People are biased against foreigners, and even then only SPECIFIC foreigners. In the 1980s it was against Japan, now it is against China. During anti-Japan hysteria of the 1980's, British direct investment in the US always exceeded that of the Japanese by at least 50%, BUT, it was "the Japanese that were buying America".

If you factor out anti-foreign bias, there is no difference in your "balance of trade" with Wal-Mart and the US balance of trade with China. If you believe that to be false and the law of comparative advantage to be false, then simply grow/produce all your own food and see how much "cheaper" it is.

Make-Work Bias - "The public often literally believes that labor is better use than conserve. Saving labor, producing more goods with with fewer man hours, is widely perceived not as progress, but as a danger." ... "No solitary man would ever conclude that, in order to make sure that is own labor had something to occupy it, he should break the tools that save him labor, neutralize the fertility of the soil, or return to the sea the goods that it may have brought him. He would understand, in short, that saving in labor is nothing else than progress."

Pessimistic Bias - "Two more generations should saturate the world with population, and should exhaust the mines. When that moment comes, economical decay, or the decay of economical civilization, should set in" (Henry Adams, 1898) It is never very hard to find people to explain to you how the past was better, the present is going downhill and the future is going to be awful. Humans tend to confuse their own life cycle with that of the world.

David Hume said; "The humour of blaming the present and admiring the past, is strongly rooted in human nature, and has an influence on even on persons endued with the profoundest judgment and most extensive learning". It isn't hard to imagine what many of the average voters with below average judgment and learning think.

In order to show what the public thinks, the book leans heavily on the Harvard "Survey of Americans and Economists on the Economy" or SAEE. This part of the book gets a little dry, but the bottom line is that people that have earned money money to improve their economic position (not those born rich, not those that win the lottery) and people with college degrees are much closer to understanding economics.

So after a lot of statistics and other analysis, he concludes that since the cost of each vote is effectively zero, people would much rather vote their biases because those make them feel better, so Democracy is irrational at least for economics. Worse, we seem to keep wanting to move to a more popular vote posture and adding in regular polls to make the "public view" more widely felt, and thus encourage more irrational behavior.

For me the scariest thing was that a lot of what appears to be malevolent behaviour on the part of politicians and the MSM can be explained by simple stupidity. Once again, Heinlein's axiom is proven; "NEVER attribute that to malice that can be explained by simple stupidity".
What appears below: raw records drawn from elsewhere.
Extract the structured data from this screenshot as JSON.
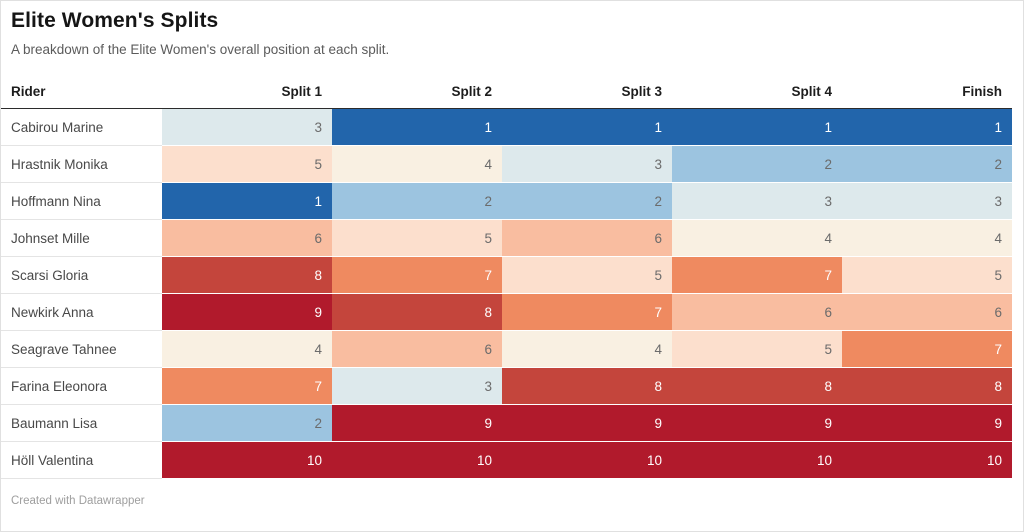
{
  "page": {
    "footer": "Created with Datawrapper"
  },
  "table": {
    "rider_label": "Rider"
  },
  "chart_data": {
    "type": "heatmap",
    "title": "Elite Women's Splits",
    "subtitle": "A breakdown of the Elite Women's overall position at each split.",
    "x": [
      "Split 1",
      "Split 2",
      "Split 3",
      "Split 4",
      "Finish"
    ],
    "series": [
      {
        "name": "Cabirou Marine",
        "values": [
          3,
          1,
          1,
          1,
          1
        ]
      },
      {
        "name": "Hrastnik Monika",
        "values": [
          5,
          4,
          3,
          2,
          2
        ]
      },
      {
        "name": "Hoffmann Nina",
        "values": [
          1,
          2,
          2,
          3,
          3
        ]
      },
      {
        "name": "Johnset Mille",
        "values": [
          6,
          5,
          6,
          4,
          4
        ]
      },
      {
        "name": "Scarsi Gloria",
        "values": [
          8,
          7,
          5,
          7,
          5
        ]
      },
      {
        "name": "Newkirk Anna",
        "values": [
          9,
          8,
          7,
          6,
          6
        ]
      },
      {
        "name": "Seagrave Tahnee",
        "values": [
          4,
          6,
          4,
          5,
          7
        ]
      },
      {
        "name": "Farina Eleonora",
        "values": [
          7,
          3,
          8,
          8,
          8
        ]
      },
      {
        "name": "Baumann Lisa",
        "values": [
          2,
          9,
          9,
          9,
          9
        ]
      },
      {
        "name": "Höll Valentina",
        "values": [
          10,
          10,
          10,
          10,
          10
        ]
      }
    ],
    "value_range": [
      1,
      10
    ],
    "value_meaning": "overall position (1 = leader)",
    "legend_position": "none",
    "color_mapping": "diverging blue-to-red; rank 1 dark blue, rank 10 dark red"
  },
  "colors": {
    "scale": {
      "1": {
        "bg": "#2265ab",
        "text": "#ffffff"
      },
      "2": {
        "bg": "#9cc4e0",
        "text": "#6b6b6b"
      },
      "3": {
        "bg": "#dde9ec",
        "text": "#6b6b6b"
      },
      "4": {
        "bg": "#f9f0e2",
        "text": "#6b6b6b"
      },
      "5": {
        "bg": "#fcdfcd",
        "text": "#6b6b6b"
      },
      "6": {
        "bg": "#f9bda0",
        "text": "#6b6b6b"
      },
      "7": {
        "bg": "#ef8a60",
        "text": "#ffffff"
      },
      "8": {
        "bg": "#c4453c",
        "text": "#ffffff"
      },
      "9": {
        "bg": "#b11a2c",
        "text": "#ffffff"
      },
      "10": {
        "bg": "#b11a2c",
        "text": "#ffffff"
      }
    },
    "header_rule": "#2b2b2b",
    "row_rule": "#e4e4e4"
  }
}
The book is very entertaining on balance, but a bit frightening. "Should my book push you toward democratic pessimism? Yes. Above all I emphasize that voters are irrational. But I also accept two views common among democratic enthusiasts: That voters are largely unselfish and politicians usually comply with public opinion. Counter-intuitively; this threefold combination - irrational cognition, selfless motivation, and modest slack is "as bad as it gets".

"What economists currently see as the optimal balance between markets and government rests upon an overestimate of the virtues of democracy. In many cases, economists should embrace the free market in spite of it's defects, because it still outshines the democratic alternative."

The book is WELL worth reading in it's entirety, although not much is lost if one wants to skim the supporting statistical and survey information. There is MUCH more covered than I comment on here, and I'm not really sure that I covered all the high points.